ID TIPS and pictures: 
Second Year Flower

Leaves
: Stem leaves are alternate and triangular in shape, have large teeth, and can be 2 to 3 inches across in fruiting plants.
Leaves: First year plants consist of a cluster of 3 or 4 round, scallop edged leaves rising 2 to 4 inches in a rosette.
Flowers: Second-year plants generally produce one or two flowering stems with numerous white flowers that have four separate petals.
Odor: Leaves and stems of plant have strong, garlic odor when crushed

Fruit: Fruits are slender capsules 1 to 2.5 inches long that produce a single row oblong black seeds with ridged seed coats.

  Look Alikes
Asarum canadense
***A very similar early spring woodland native plant is Asarum canadense or wild ginger. This plant has low growing leaves that are smooth as opposed to scalloped and very prominently heart shaped.  They will never grow to the height of the second year garlic mustard plant, and they have a small brown flower which is pollinated by ants.

Control
 
The most effective control method for garlic mustard is hand pulling.  It is very easy to pull and is a fun activity for a group of kids or a volunteer group.  You can be most effective when you pull out the first year leaves, though the second year plants tend to be easier to identify.  If you keep it from setting seed, year after year by pulling, you will eventually win the battle.  You must always use caution when hand pulling as you will create a certain amount of soil disturbance.

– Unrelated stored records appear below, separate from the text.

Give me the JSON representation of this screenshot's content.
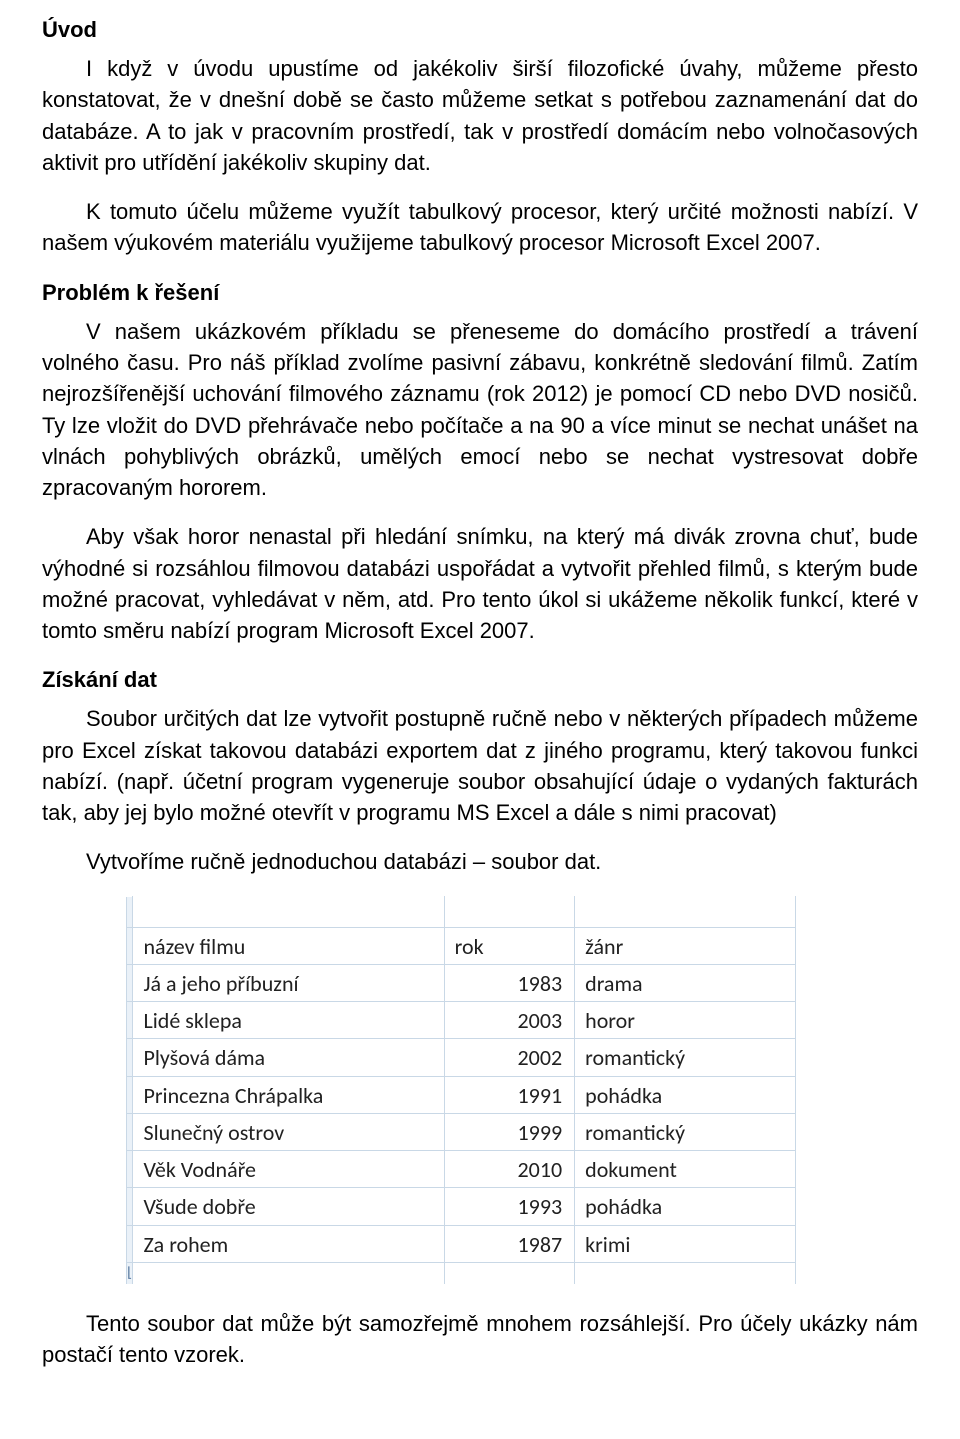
{
  "h1": "Úvod",
  "p1": "I když v úvodu upustíme od jakékoliv širší filozofické úvahy, můžeme přesto konstatovat, že v dnešní době se často můžeme setkat s potřebou zaznamenání dat do databáze. A to jak v pracovním prostředí, tak v prostředí domácím nebo volnočasových aktivit pro utřídění jakékoliv skupiny dat.",
  "p2": "K tomuto účelu můžeme využít tabulkový procesor, který určité možnosti nabízí. V našem výukovém materiálu využijeme tabulkový procesor Microsoft Excel 2007.",
  "h2": "Problém k řešení",
  "p3": "V našem ukázkovém příkladu se přeneseme do domácího prostředí a trávení volného času. Pro náš příklad zvolíme pasivní zábavu, konkrétně sledování filmů. Zatím nejrozšířenější uchování filmového záznamu (rok 2012) je pomocí CD nebo DVD nosičů. Ty lze vložit do DVD přehrávače nebo počítače a na 90 a více minut se nechat unášet na vlnách pohyblivých obrázků, umělých emocí nebo se nechat vystresovat dobře zpracovaným hororem.",
  "p4": "Aby však horor nenastal při hledání snímku, na který má divák zrovna chuť, bude výhodné si rozsáhlou filmovou databázi uspořádat a vytvořit přehled filmů, s kterým bude možné pracovat, vyhledávat v něm, atd. Pro tento úkol si ukážeme několik funkcí, které v tomto směru nabízí program Microsoft Excel 2007.",
  "h3": "Získání dat",
  "p5": "Soubor určitých dat lze vytvořit postupně ručně nebo v některých případech můžeme pro Excel získat takovou databázi exportem dat z jiného programu, který takovou funkci nabízí. (např. účetní program vygeneruje soubor obsahující údaje o vydaných fakturách tak, aby jej bylo možné otevřít v programu MS Excel a dále s nimi pracovat)",
  "p6": "Vytvoříme ručně jednoduchou databázi – soubor dat.",
  "p7": "Tento soubor dat může být samozřejmě mnohem rozsáhlejší. Pro účely ukázky nám postačí tento vzorek.",
  "headers": {
    "name": "název filmu",
    "year": "rok",
    "genre": "žánr"
  },
  "rows": [
    {
      "name": "Já a jeho příbuzní",
      "year": "1983",
      "genre": "drama"
    },
    {
      "name": "Lidé sklepa",
      "year": "2003",
      "genre": "horor"
    },
    {
      "name": "Plyšová dáma",
      "year": "2002",
      "genre": "romantický"
    },
    {
      "name": "Princezna Chrápalka",
      "year": "1991",
      "genre": "pohádka"
    },
    {
      "name": "Slunečný ostrov",
      "year": "1999",
      "genre": "romantický"
    },
    {
      "name": "Věk Vodnáře",
      "year": "2010",
      "genre": "dokument"
    },
    {
      "name": "Všude dobře",
      "year": "1993",
      "genre": "pohádka"
    },
    {
      "name": "Za rohem",
      "year": "1987",
      "genre": "krimi"
    }
  ]
}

You can also spray garlic mustard in very late winter/early spring on a day that rises about 40 Degrees F with a glyphosate solution.  It is important to know your plant ID to make sure that you are not harming other native spring ephemerals when spraying the garlic mustard.  This is best to use in a very large infestation and before anything else has started to grow.   It is amazing to see the effect that the removal of this plant has on your landscape, and on the natives in the seed bank beginning to flourish.